Last week, Bloomsburg University students gathered in the Multicultural room in the Kehr Union to welcome famed poet and professor Javier Ávila; to refer to the event as a lecture would underplay Dr. Ávila’s energy during the event, which is more appropriate to refer to as a performance.
Dr. Ávila presented “The Trouble with My Name,” and the BU community can thank SOL (the Student Organization of Latinos) for sponsoring the performance. The amount of people from the BU community who attended the event was much more than expected, and more chairs had to be added in order to accommodate the large crowd.
Dr. Ávila has received numerous awards for his poetry throughout the years. In addition to these poetry awards, in 2015 he became the first Puerto Rican to be recognized as the Pennsylvania Professor of the Year by the Carnegie Foundation for the Advancement of Teaching and the Council for Advancement and Support of Education.
Dr. Ávila told the audience that his performance would focus on the American Latino Experience, but he was able to tie in many other ethnicities and diversities into his stories and poems.
He began his performance by proving some background about his life. He was born and raised in Puerto Rico. He went on to explain how much lighter skinned he was compared to some of his family members and peers in Puerto Rico, but when he moved to Pennsylvania he was no longer known as “blanquito” like before.
Many of Dr. Ávila’s stories discuss the hardships he faced after leaving Puerto Rico and trying to fit into his new surroundings, but he approached the topics in a humorous way. He explained how others didn’t seem to understand how he could possibly feel like an American and a Puerto Rican at the same time. Whether others understand it or not, it was clear to the audience that Dr. Ávila is a proud Puerto Rican and a proud American through and through.
Dr. Ávila shared that there are a few “giveaways” about himself that alert society to his cultural differences. One of these “giveaways” is the pronunciation and spelling of his name. Dr. Ávila told a story of a time when he first moved into his neighborhood. His new neighbor had seen him trimming bushes and asked his name. Upon hearing the name Javier, the neighbor wrongly assumed that he was a hired gardener and asked him what his hourly rate was.
Of course, Dr. Ávila played along for awhile until admitting to his neighbor that he wasn’t a gardener, but rather, was the new homeowner. Once this story was finished and the laughter of BU students died down, Dr. Ávila remarked, “When you want to make a point, you have to be willing to lose friends” and reminded us to, “pick your battles.”
Aside from his relatable and funny personal stories, Dr. Ávila also read some emotional and inspiring poems from his poem book titled “The Trouble with My Name.” One of the shorter poems within this collection tied in perfectly to his discussion about names. Dr. Ávila read the following short yet amusing poem aloud, “María de los Ángeles de la Cruz de Jesús is not an atheist by accident.”
Dr. Ávila shared that he married a white woman and that they have a beautiful son whom he lovingly describes as “white-tino.” Like Dr. Ávila, his son, Oscar, proudly claims his Puerto Rican heritage and his American nationality.
Near the end of his performance, Dr.
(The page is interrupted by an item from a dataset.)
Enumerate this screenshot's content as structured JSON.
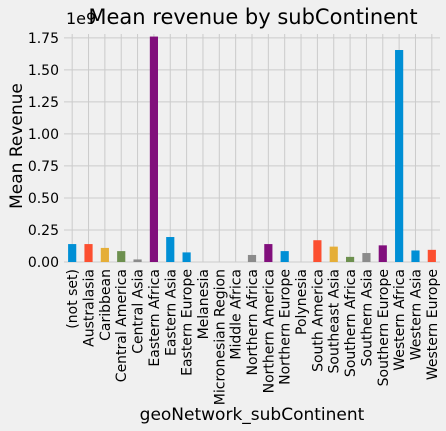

Ávila talked about the mindset of many older American’s skewed idea of returning to America’s “Good Old Days.”
In response to limited mindsets such as those Dr. Ávila told the audience: “No one is getting their country back, what you are getting is a better country.” Before he read his touching poem, “Bloodline,” Dr. Ávila told another story that ended with a fascinating and hilarious analogy, “Don’t be the drop of sweat, salty and unnecessary, that falls into the cup. Instead, be the rich coffee within the cup.” In other words, don’t be that person who is unaccepting of diversity or who doesn’t respect your neighbors, be accepting and love all the fellow citizens who make up your country.
After the performance, an interview with SOL President, Pedro Frias-Rosario was held. Frias-Rosario said he resonated completely with some of Javier’s personal experiences: “growing up people would mispronounce my name too.” Frias-Rosario liked Dr. Ávila’s charisma and the way he approached the discussions of diversity. He also liked how Dr. Ávila frequently referred to his poems throughout the performance.
Frias-Rosario shared that “Bloodline” was probably his favorite: “I really liked this one. It went in-depth with both sides of his family and his son’s family. It went deep into both sides of his families’ histories. Most people don’t bother to go that deep into their family histories.” Frias-Rosario truly enjoyed Dr. Ávila’s performance and would like to thank everyone who attended the event for being supportive.
When asked more about SOL as a student organization, Frias-Rosario replied “we are a family, we are teaching culture, and we want to diversify our group.” He encourages BU students to join himself and the other SOL members for their Monday night meetings at 7 p.m. There are currently close to 100 students involved in SOL, and nearly half of them meet regularly.
Frias-Rosario would also like to give a huge thank you the SOL faculty advisor, Miss Maddie (Madelyn Rodriguez), for encouraging SOL to sponsor this event: “I want to give her a shout out for all she does for BU’s Multicultural Center.”